Snapshot of an ancient sea floor
This amazing natural accumulation of fossils represents a small area, 'frozen in time', of an almost 200 million year old sea floor. It was found in Dorset in southern England. The spirally coiled objects are the fossil shells of four different species of ammonite, extinct relatives of the modern squid and octopus. Most are simple ribbed shells, called Promicroceras, each about a cm or two across. A few larger shells, called Asteroceras, are easy to recognise because they have a distinct ridge running around the edge of the shell. The very large shell is of a type called Xipheroceras, and there are also a few tiny, fat, smooth ammonites called Cymbites.
Scattered among these ammonite shells are several pieces of fossil wood, ancient driftwood that became waterlogged and sank to the sea floor. The empty shells of dead ammonites were drifted along the sea floor by gentle currents, coming to rest against this ancient logjam like a snowdrift against a hedge.

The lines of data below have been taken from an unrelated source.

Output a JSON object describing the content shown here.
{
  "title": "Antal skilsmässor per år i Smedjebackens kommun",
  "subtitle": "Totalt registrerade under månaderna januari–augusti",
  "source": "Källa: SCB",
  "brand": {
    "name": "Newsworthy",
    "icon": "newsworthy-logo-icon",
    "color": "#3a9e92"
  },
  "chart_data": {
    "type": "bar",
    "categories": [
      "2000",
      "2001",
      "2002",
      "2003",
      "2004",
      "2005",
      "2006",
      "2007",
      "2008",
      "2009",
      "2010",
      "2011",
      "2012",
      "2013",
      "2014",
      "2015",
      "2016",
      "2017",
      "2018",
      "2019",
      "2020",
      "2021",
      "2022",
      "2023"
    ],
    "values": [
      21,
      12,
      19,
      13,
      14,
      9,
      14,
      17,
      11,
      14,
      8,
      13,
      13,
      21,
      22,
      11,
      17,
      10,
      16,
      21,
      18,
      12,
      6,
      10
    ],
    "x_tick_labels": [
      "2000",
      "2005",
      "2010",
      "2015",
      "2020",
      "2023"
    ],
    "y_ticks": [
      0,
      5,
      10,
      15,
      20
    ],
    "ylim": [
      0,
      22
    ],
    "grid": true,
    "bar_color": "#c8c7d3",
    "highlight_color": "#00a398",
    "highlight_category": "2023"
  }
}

Normally the weight of mud that slowly buried these remains would have soon crushed the hollow shells, but these are all beautifully preserved in 3-dimensions. As the shells were buried, they themselves acted as a focus for mineralising fluids to form a hard limestone concretion around the fossils while, at the same time, filling the shells with a mineral called calcite. This happened before the mud had accumulated deeply enough to crush the shells.

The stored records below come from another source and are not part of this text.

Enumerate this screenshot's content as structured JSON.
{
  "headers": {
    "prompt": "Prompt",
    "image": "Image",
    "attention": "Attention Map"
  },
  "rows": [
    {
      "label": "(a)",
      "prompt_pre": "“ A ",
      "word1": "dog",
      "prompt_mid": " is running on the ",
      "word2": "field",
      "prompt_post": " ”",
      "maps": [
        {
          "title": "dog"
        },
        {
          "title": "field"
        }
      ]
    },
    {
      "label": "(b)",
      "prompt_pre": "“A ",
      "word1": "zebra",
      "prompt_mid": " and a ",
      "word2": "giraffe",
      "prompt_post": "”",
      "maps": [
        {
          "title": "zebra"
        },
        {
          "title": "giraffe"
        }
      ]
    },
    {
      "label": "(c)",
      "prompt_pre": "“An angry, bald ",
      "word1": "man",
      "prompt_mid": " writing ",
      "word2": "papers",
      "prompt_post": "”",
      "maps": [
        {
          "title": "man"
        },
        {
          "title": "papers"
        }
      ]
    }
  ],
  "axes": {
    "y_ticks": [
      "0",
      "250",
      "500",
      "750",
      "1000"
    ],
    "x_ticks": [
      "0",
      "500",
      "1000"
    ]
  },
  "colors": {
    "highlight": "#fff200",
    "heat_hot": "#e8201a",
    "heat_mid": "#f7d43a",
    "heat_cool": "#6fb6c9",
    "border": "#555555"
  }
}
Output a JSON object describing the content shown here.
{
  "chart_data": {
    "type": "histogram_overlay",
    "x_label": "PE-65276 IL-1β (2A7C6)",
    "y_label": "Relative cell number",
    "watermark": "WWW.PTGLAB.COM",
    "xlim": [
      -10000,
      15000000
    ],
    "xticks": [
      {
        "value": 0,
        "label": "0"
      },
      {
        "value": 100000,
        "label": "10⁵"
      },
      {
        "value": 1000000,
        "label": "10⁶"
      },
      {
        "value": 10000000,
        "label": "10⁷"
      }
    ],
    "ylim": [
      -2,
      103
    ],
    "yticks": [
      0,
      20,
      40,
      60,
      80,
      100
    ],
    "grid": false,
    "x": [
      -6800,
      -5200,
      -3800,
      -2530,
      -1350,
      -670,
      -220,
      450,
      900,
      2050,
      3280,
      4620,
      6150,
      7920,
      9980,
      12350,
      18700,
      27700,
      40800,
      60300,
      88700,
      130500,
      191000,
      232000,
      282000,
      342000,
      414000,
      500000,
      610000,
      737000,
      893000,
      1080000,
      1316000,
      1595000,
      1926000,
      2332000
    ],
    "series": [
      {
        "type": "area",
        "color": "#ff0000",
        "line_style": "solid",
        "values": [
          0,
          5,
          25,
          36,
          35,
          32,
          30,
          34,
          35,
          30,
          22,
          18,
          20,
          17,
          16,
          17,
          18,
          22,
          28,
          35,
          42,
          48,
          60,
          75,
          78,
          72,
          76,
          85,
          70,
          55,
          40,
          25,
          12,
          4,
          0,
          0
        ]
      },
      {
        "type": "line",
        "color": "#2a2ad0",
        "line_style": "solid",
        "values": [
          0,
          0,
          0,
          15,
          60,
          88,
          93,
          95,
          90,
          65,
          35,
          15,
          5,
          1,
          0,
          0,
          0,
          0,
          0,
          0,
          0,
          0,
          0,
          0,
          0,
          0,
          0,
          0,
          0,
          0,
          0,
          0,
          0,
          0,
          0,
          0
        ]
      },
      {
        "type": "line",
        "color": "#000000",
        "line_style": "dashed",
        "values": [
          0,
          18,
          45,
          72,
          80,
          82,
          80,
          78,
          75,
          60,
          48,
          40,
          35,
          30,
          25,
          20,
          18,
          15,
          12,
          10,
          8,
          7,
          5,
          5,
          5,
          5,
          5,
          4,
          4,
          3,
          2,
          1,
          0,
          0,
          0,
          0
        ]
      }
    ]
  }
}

When this piece of ancient sea floor finally emerged from the Dorset cliffs, all that could be seen were a few pieces of fossil wood and the edges of some ammonites protruding from a hard limestone concretion. It took Andy Cowap, an expert fossil preparator, more than 300 hours of painstaking work, often with just a single needle, to pick away the limestone and reveal this remarkable fossil graveyard.